Con 454 votos a favor, la Cámara de Diputados aprobó por unanimidad el dictamen que reforma la fracción III del artículo 28 de la Ley General para la Prevención y Gestión Integral de los Residuos, con el objetivo de incorporar los residuos de aparatos eléctricos y electrónicos en la formulación y ejecución de planes de manejo, conforme a las Normas Oficiales Mexicanas. La medida busca atender los retos ambientales derivados del crecimiento tecnológico y la transición hacia energías limpias.

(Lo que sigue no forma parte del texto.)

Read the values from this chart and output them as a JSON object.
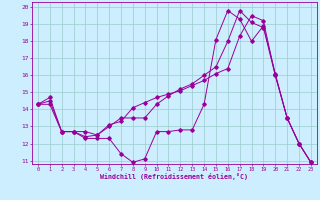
{
  "xlabel": "Windchill (Refroidissement éolien,°C)",
  "xlim": [
    -0.5,
    23.5
  ],
  "ylim": [
    10.8,
    20.3
  ],
  "xticks": [
    0,
    1,
    2,
    3,
    4,
    5,
    6,
    7,
    8,
    9,
    10,
    11,
    12,
    13,
    14,
    15,
    16,
    17,
    18,
    19,
    20,
    21,
    22,
    23
  ],
  "yticks": [
    11,
    12,
    13,
    14,
    15,
    16,
    17,
    18,
    19,
    20
  ],
  "background_color": "#cceeff",
  "grid_color": "#99cccc",
  "line_color": "#990099",
  "lines": [
    {
      "x": [
        0,
        1,
        2,
        3,
        4,
        5,
        6,
        7,
        8,
        9,
        10,
        11,
        12,
        13,
        14,
        15,
        16,
        17,
        18,
        19,
        20,
        21,
        22,
        23
      ],
      "y": [
        14.3,
        14.7,
        12.7,
        12.7,
        12.3,
        12.3,
        12.3,
        11.4,
        10.9,
        11.1,
        12.7,
        12.7,
        12.8,
        12.8,
        14.3,
        18.1,
        19.8,
        19.3,
        18.0,
        18.9,
        16.1,
        13.5,
        12.0,
        10.9
      ]
    },
    {
      "x": [
        0,
        1,
        2,
        3,
        4,
        5,
        6,
        7,
        8,
        9,
        10,
        11,
        12,
        13,
        14,
        15,
        16,
        17,
        18,
        19,
        20,
        21,
        22,
        23
      ],
      "y": [
        14.3,
        14.5,
        12.7,
        12.7,
        12.7,
        12.5,
        13.1,
        13.3,
        14.1,
        14.4,
        14.7,
        14.9,
        15.1,
        15.4,
        15.7,
        16.1,
        16.4,
        18.3,
        19.5,
        19.2,
        16.0,
        13.5,
        12.0,
        10.9
      ]
    },
    {
      "x": [
        0,
        1,
        2,
        3,
        4,
        5,
        6,
        7,
        8,
        9,
        10,
        11,
        12,
        13,
        14,
        15,
        16,
        17,
        18,
        19,
        20,
        21,
        22,
        23
      ],
      "y": [
        14.3,
        14.3,
        12.7,
        12.7,
        12.4,
        12.5,
        13.0,
        13.5,
        13.5,
        13.5,
        14.3,
        14.8,
        15.2,
        15.5,
        16.0,
        16.5,
        18.0,
        19.8,
        19.1,
        18.8,
        16.0,
        13.5,
        12.0,
        10.9
      ]
    }
  ]
}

El documento, que ahora será turnado al Senado, establece en su régimen transitorio que la Secretaría de Medio Ambiente y Recursos Naturales (Semarnat) deberá emitir las disposiciones reglamentarias y normas aplicables en un plazo máximo de 180 días naturales. Además, la dependencia implementará campañas de difusión sobre la gestión adecuada de paneles solares al final de su vida útil en un periodo no mayor a un año.
El dictamen subraya la urgencia de regular el manejo de paneles solares y baterías de litio utilizadas en sistemas de electromovilidad, debido al riesgo ambiental que representan cuando concluyen su ciclo de vida. “No podemos permitir que la transición energética se convierta en un problema ambiental futuro”, señala el documento, al destacar la necesidad de una estrategia integral que garantice un manejo responsable y seguro.
El diputado Fausto Gallardo García (PVEM), impulsor de la reforma, explicó que la propuesta es resultado del trabajo conjunto de tres iniciativas, dos de ellas surgidas del interés y preocupación de estudiantes del Instituto Politécnico Nacional. “Ellos se preguntaron qué ocurrirá con los paneles solares y las baterías cuando terminen su vida útil, y hoy damos respuesta con una reforma que mira hacia el futuro”, afirmó.
Gallardo detalló que la modificación persigue dos objetivos: clasificar los residuos generados por sistemas fotovoltaicos como residuos de manejo especial y establecer que las baterías de ion litio y otros compuestos energéticos sean sujetas a planes de manejo obligatorios. Con ello, se busca que productores, importadores, exportadores, distribuidores y usuarios finales participen activamente en procesos de reciclaje bajo principios de responsabilidad compartida y economía circular.
El legislador advirtió que, aunque estas tecnologías impulsan la movilidad eléctrica y el almacenamiento de energía limpia, también pueden representar riesgos ambientales y de seguridad si no se gestionan adecuadamente. “Es nuestra responsabilidad garantizar que la innovación no se traduzca en contaminación”, concluyó.